Star Wars Jedi: Survivor is exquisite, diminished by performance issues


Graphic by Sam Dunn.

Ethan Glick, Entertainment Editor

After almost four years since the first game Star Wars Jedi: Fallen Order, the sequel Star Wars Jedi: Survivor was recently released to the public and brought with it a new standard for what Star Wars games should be. 

Survivor expands on and improves practically everything from the first game, from a much more complex and versatile combat system to simple quality-of-life improvements, like fast travel and alien mounts that stop you from having to run across the entirety of the much more open and expansive worlds it provides. However it isn’t all sunshine and rainbows.

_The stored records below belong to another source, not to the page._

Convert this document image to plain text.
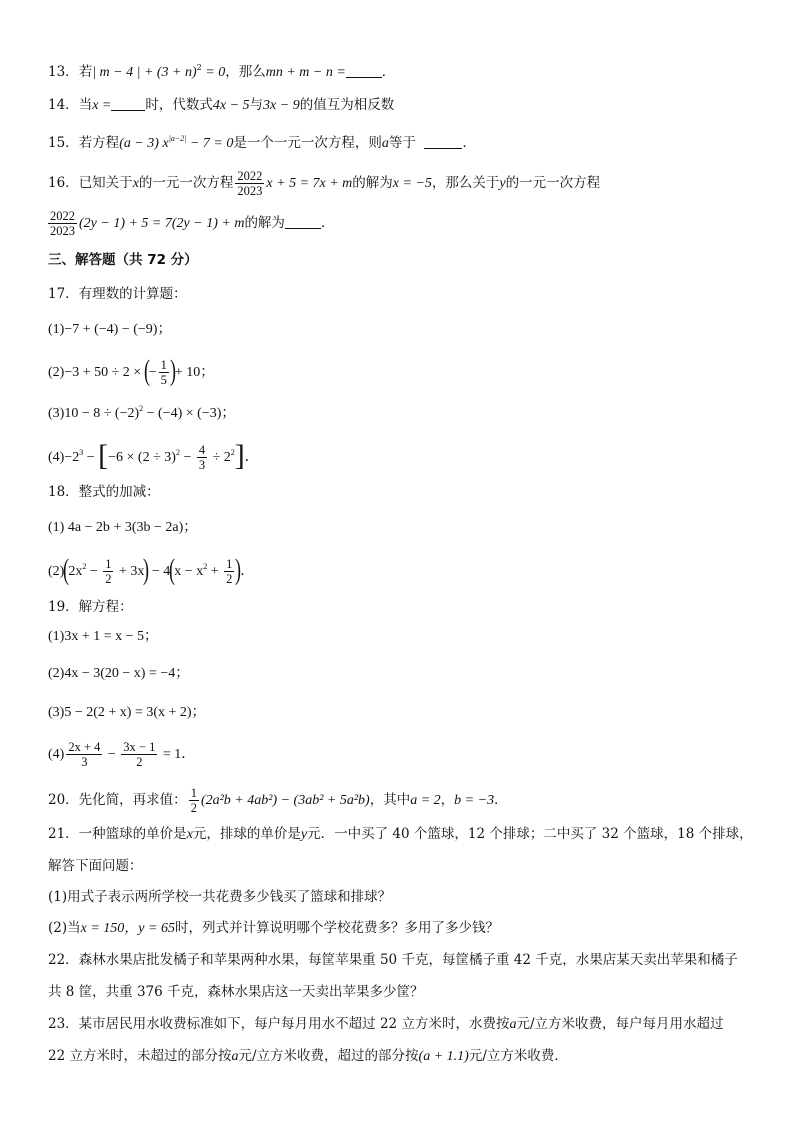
13．若| m − 4 | + $(3 + n)^2 = 0$，那么mn + m − n =	．
14．当x =	时，代数式4x − 5与3x − 9的值互为相反数
15．若方程(a − 3) $x^{|a-2|} - 7 = 0$是一个一元一次方程，则a等于	．
16．已知关于x的一元一次方程 $\frac{2022}{2023}$ x + 5 = 7x + m的解为x = −5，那么关于y的一元一次方程
$\frac{2022}{2023} (2y - 1) + 5 = 7(2y - 1) + m$的解为	．
三、解答题（共 72 分）
17．有理数的计算题：
(1)−7 + (−4) − (−9)；
(2)−3 + 50 ÷ 2 × (− $\frac{1}{5}$ )+ 10；
$(3)10 - 8 \div (-2)^2 - (-4) \times (-3)$；
$(4)-2^3 - [-6 \times (2 \div 3)^2 - \frac{4}{3} \div 2^2]$．
18．整式的加减：
(1) 4a − 2b + 3(3b − 2a)；
$(2)(2x^2 - \frac{1}{2} + 3x) - 4(x - x^2 + \frac{1}{2}$ )．
19．解方程：
(1)3x + 1 = x − 5；
(2)4x − 3(20 − x) = −4；
(3)5 − 2(2 + x) = 3(x + 2)；
$(4) \frac{2x + 4}{3} - \frac{3x - 1}{2} = 1$．
20．先化简，再求值： $\frac{1}{2} (2a^2b + 4ab^2) - (3ab^2 + 5a^2b)$，其中a = 2，b = −3．
21．一种篮球的单价是x元，排球的单价是y元．一中买了 40 个篮球，12 个排球；二中买了 32 个篮球，18 个排球，
解答下面问题：
(1)用式子表示两所学校一共花费多少钱买了篮球和排球？
(2)当x = 150，y = 65时，列式并计算说明哪个学校花费多？多用了多少钱？
22．森林水果店批发橘子和苹果两种水果，每筐苹果重 50 千克，每筐橘子重 42 千克，水果店某天卖出苹果和橘子
共 8 筐，共重 376 千克，森林水果店这一天卖出苹果多少筐？
23．某市居民用水收费标准如下，每户每月用水不超过 22 立方米时，水费按a元/立方米收费，每户每月用水超过
22 立方米时，未超过的部分按a元/立方米收费，超过的部分按(a + 1.1)元/立方米收费．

Upon release, the game itself is amazing, when it’s not crashing or running like a Microsoft Powerpoint presentation. The worst end of the performance does seem to be contained to PCs, as consoles’ performance issues seem to mainly be screen-tearing and temporary lag spikes. There have been multiple patches since the game’s release on Apr. 28, improving and fixing some of the issues, so the problem is being actively addressed; however, the state the game shipped in is inexcusable for a triple A game of this caliber. 

For 70 gold doubloons and being backed by some of the biggest developers in the gaming industry, any game being released in the condition Survivor was should be a crime punishable by death, and while the problems can and will be fixed, that does not excuse the practical daylight robbery that this is. To promise a certain level of quality and charge your consumers according to that promise and then not deliver is a stinky move of the stinkiest proportions.

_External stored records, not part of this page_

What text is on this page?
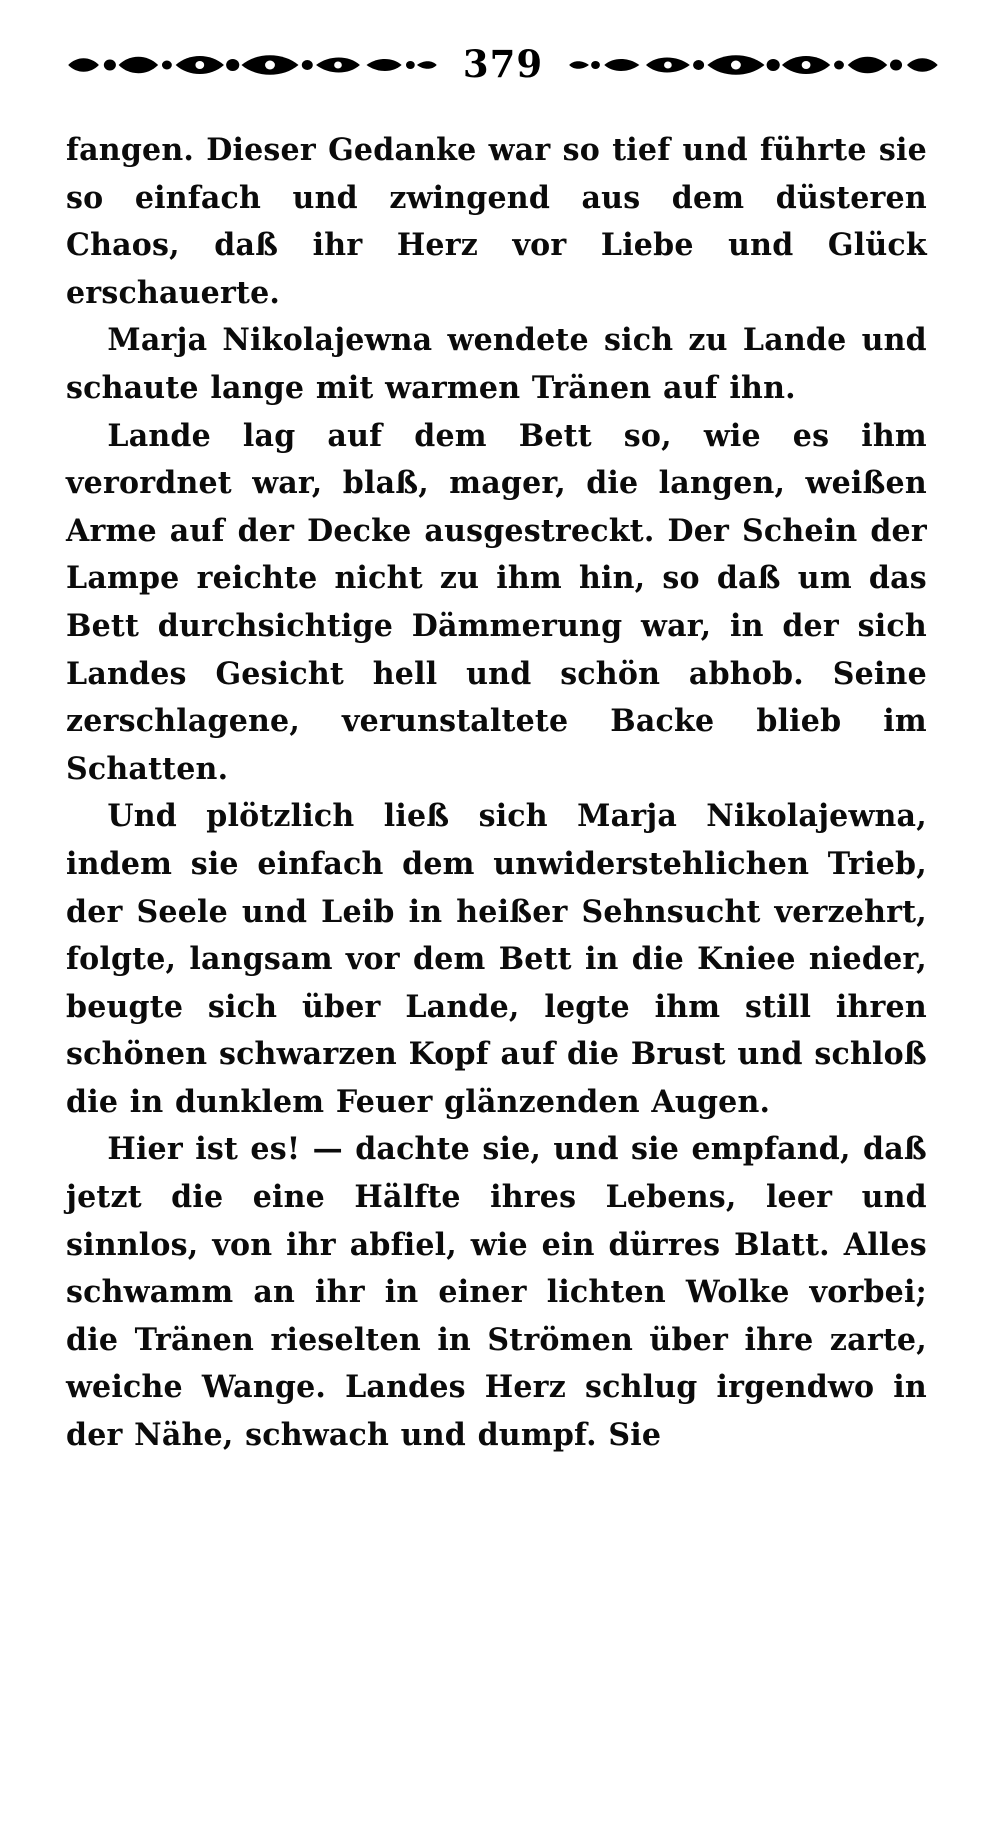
379

fangen. Dieser Gedanke war so tief und führte sie so einfach und zwingend aus dem düsteren Chaos, daß ihr Herz vor Liebe und Glück erschauerte.

Marja Nikolajewna wendete sich zu Lande und schaute lange mit warmen Tränen auf ihn.

Lande lag auf dem Bett so, wie es ihm verordnet war, blaß, mager, die langen, weißen Arme auf der Decke ausgestreckt. Der Schein der Lampe reichte nicht zu ihm hin, so daß um das Bett durchsichtige Dämmerung war, in der sich Landes Gesicht hell und schön abhob. Seine zerschlagene, verunstaltete Backe blieb im Schatten.

Und plötzlich ließ sich Marja Nikolajewna, indem sie einfach dem unwiderstehlichen Trieb, der Seele und Leib in heißer Sehnsucht verzehrt, folgte, langsam vor dem Bett in die Kniee nieder, beugte sich über Lande, legte ihm still ihren schönen schwarzen Kopf auf die Brust und schloß die in dunklem Feuer glänzenden Augen.

Hier ist es! — dachte sie, und sie empfand, daß jetzt die eine Hälfte ihres Lebens, leer und sinnlos, von ihr abfiel, wie ein dürres Blatt. Alles schwamm an ihr in einer lichten Wolke vorbei; die Tränen rieselten in Strömen über ihre zarte, weiche Wange. Landes Herz schlug irgendwo in der Nähe, schwach und dumpf. Sie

It’s unfortunate, because – performance issues aside – the game is an absolute triumph. The game’s scope is enormous, to an almost overwhelming extent. I have played for around 20 hours, and I feel as though I have barely scratched the surface. The game does a great job of making players feel insanely cool and powerful while not diminishing the challenge they face. Even more so than the first game, Survivor could be considered the Dark Souls of Star Wars, and, especially on the highest difficulty, the game is simply brutal.

Survivor picks up five years after the events of the first game, and the characters we grew familiar with have parted ways. As you play through the game the crew gets back together, and, as you can expect, wacky hijinks ensue. Throughout the game, players will unlock five separate lightsaber stances, all of which have their own unique advantages and disadvantages. You can only equip two of the stances at one time, and depending on the situation, some may be suited better than others. As I played through the game, I found myself switching out my stances often, both for diversity and for function. That being said, I did eventually find my two favorites in the more unique of the new stances: the crossguard and blaster stance. The game has a much higher level of focus on customization, truly allowing you to create the gameplay you want to see.

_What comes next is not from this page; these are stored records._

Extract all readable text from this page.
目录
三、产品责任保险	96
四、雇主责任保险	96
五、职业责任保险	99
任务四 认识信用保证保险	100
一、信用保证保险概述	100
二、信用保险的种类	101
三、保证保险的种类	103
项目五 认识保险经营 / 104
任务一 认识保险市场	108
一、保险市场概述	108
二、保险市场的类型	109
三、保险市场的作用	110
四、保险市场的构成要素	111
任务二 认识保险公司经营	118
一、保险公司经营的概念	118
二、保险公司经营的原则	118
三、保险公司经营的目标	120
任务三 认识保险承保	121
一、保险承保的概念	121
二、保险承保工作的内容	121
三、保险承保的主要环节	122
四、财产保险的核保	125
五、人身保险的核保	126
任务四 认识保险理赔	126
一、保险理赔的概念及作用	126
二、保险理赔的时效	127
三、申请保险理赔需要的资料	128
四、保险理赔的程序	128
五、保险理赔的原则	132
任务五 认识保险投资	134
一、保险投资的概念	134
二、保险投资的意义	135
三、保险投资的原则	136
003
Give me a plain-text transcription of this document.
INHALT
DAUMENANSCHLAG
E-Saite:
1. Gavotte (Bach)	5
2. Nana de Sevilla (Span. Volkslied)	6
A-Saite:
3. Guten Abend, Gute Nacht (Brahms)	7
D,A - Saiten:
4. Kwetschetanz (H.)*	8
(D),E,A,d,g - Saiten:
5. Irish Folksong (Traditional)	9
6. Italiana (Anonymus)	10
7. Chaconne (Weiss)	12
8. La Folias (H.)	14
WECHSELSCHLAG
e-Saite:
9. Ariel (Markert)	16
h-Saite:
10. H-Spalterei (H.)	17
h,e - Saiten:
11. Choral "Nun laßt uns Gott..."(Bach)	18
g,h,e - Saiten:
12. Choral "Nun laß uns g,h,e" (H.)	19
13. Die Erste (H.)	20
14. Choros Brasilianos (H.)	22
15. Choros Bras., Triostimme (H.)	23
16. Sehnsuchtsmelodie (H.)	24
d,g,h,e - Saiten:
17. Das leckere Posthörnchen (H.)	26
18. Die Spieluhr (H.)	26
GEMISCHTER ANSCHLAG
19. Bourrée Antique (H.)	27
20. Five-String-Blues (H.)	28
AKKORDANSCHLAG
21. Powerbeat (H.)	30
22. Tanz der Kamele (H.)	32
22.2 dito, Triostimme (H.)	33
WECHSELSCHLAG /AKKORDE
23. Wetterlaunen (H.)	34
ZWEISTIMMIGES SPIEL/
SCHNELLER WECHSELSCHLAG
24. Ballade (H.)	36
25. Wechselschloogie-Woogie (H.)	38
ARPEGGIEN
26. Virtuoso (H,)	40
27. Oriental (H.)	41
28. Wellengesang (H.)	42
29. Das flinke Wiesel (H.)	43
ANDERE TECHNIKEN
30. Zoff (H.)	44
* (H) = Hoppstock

On its own, Star Wars Jedi: Survivor is an exquisite entry into the Star Wars mythos, and a superior successor to the first game. However, an otherwise great game being diminished by poor performance is a story that seems to be becoming more and more frequent in the gaming industry (looking at you Cyberpunk 2077) and it plays out in this case, as well. If you’re playing on a PC and are on the fence about whether or not to buy it, definitely wait a few months for the game to be polished up. That being said, once performance is fixed, Star Wars Jedi: Survivor might just take the high ground for the best Star Wars game yet.